でもがんばろう。ここがこのゲームの正念場だということは
過去二回(うち一回はここまでたどり着いていないが)のプレイでなんとなくわかっている。
ヒャダルコは大きくため息をついた。
「……踊れないんだ」
パーティーのシーンになって以来初めてヒャダルコが口を開いた。
すごいことだ。
しかしこれは別に女番長の愛嬌と容姿に心が動いたのではなく
沈黙では追い払えそうにないこの娘を
無視していれば通り過ぎてくれるわけではない敵と認めたためだろう。
しかし任務とは違い授業とは違い
できない理由を説明すれば納得してくれる可能性はある。
いや、実際はこのタイプはその可能性は非常に低いんだけど
対人経験が浅いヒャダルコではわかるまい。
「だいじょうぶ、だいじょうぶ」
ほら。

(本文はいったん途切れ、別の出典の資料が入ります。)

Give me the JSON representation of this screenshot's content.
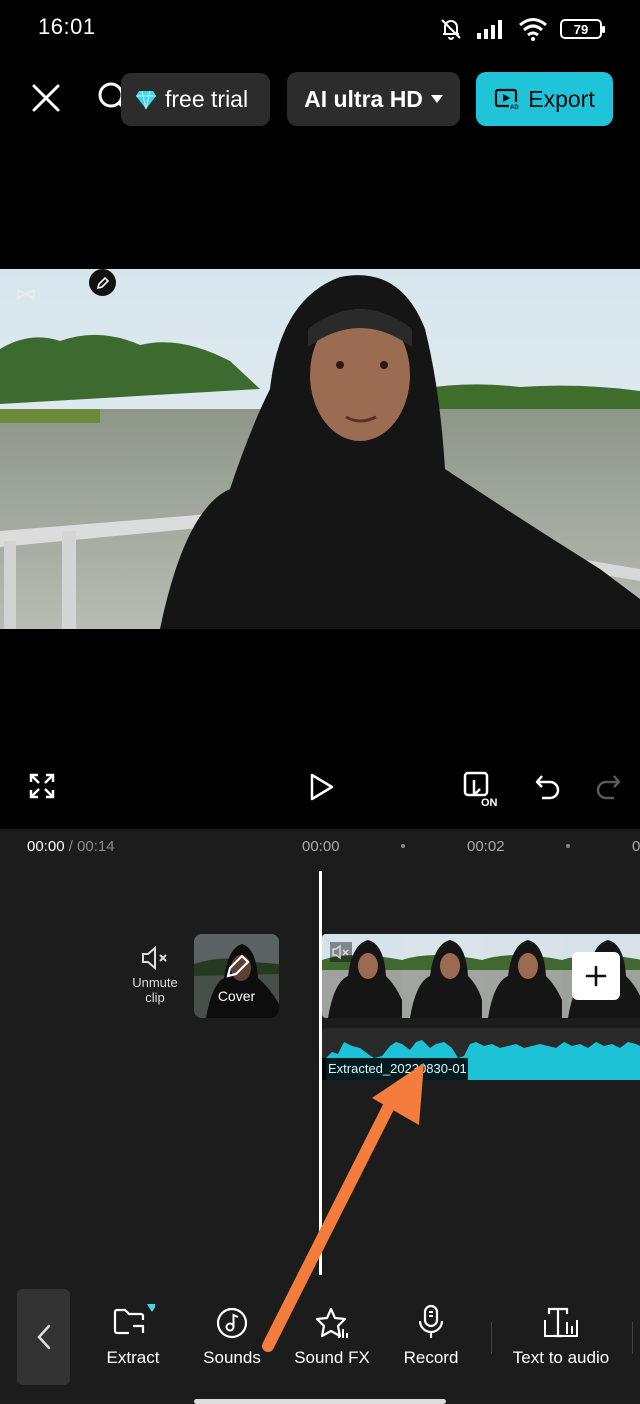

くじけない。
ヒャダルコは内心驚いたんじゃないだろうか。
置かれた状況の中で常に最善を尽くすと考える彼は
風紀委員三人衆が港町から車をかっぱらって帰ってしまっても
歩くしかないとすぐに受け入れるほど「他人の決定」に対して口を出さない性格だ。
彼の考え方からすれば、踊れないと自分が言うなら女番長あきらめるべきなのだ。
しかし女番長はそんなヒャダルコの主張を歯牙にもかけていない。
「知り合いを探しているの 一人じゃダンスの輪に入れないから」
おいおいあんたさっきダンスの真ん中で星を見てたじゃないか。
踊りの輪の中にいるだろうと思ってさっきは単身突入したが
それは高速道路のなかで立っていても過ぎ去る車種がわからないのと同じで
よく探せなかったということなのか。
あるいは他の女性、おそらく女番長の容姿にパートナーがわき見をして苛立った女性から
一人の女は出て行きなさいよという光線を
散々食らったのだろうか。
女番長はヒャダルコがかっこいいからではなく
ダンスの輪の中で人探しをするつもりだったのだ。
こうなってしまったら、ヒャダルコが断れる可能性はゼロと同義である。
あれよあれよと踊りの輪の中に拉致されていった。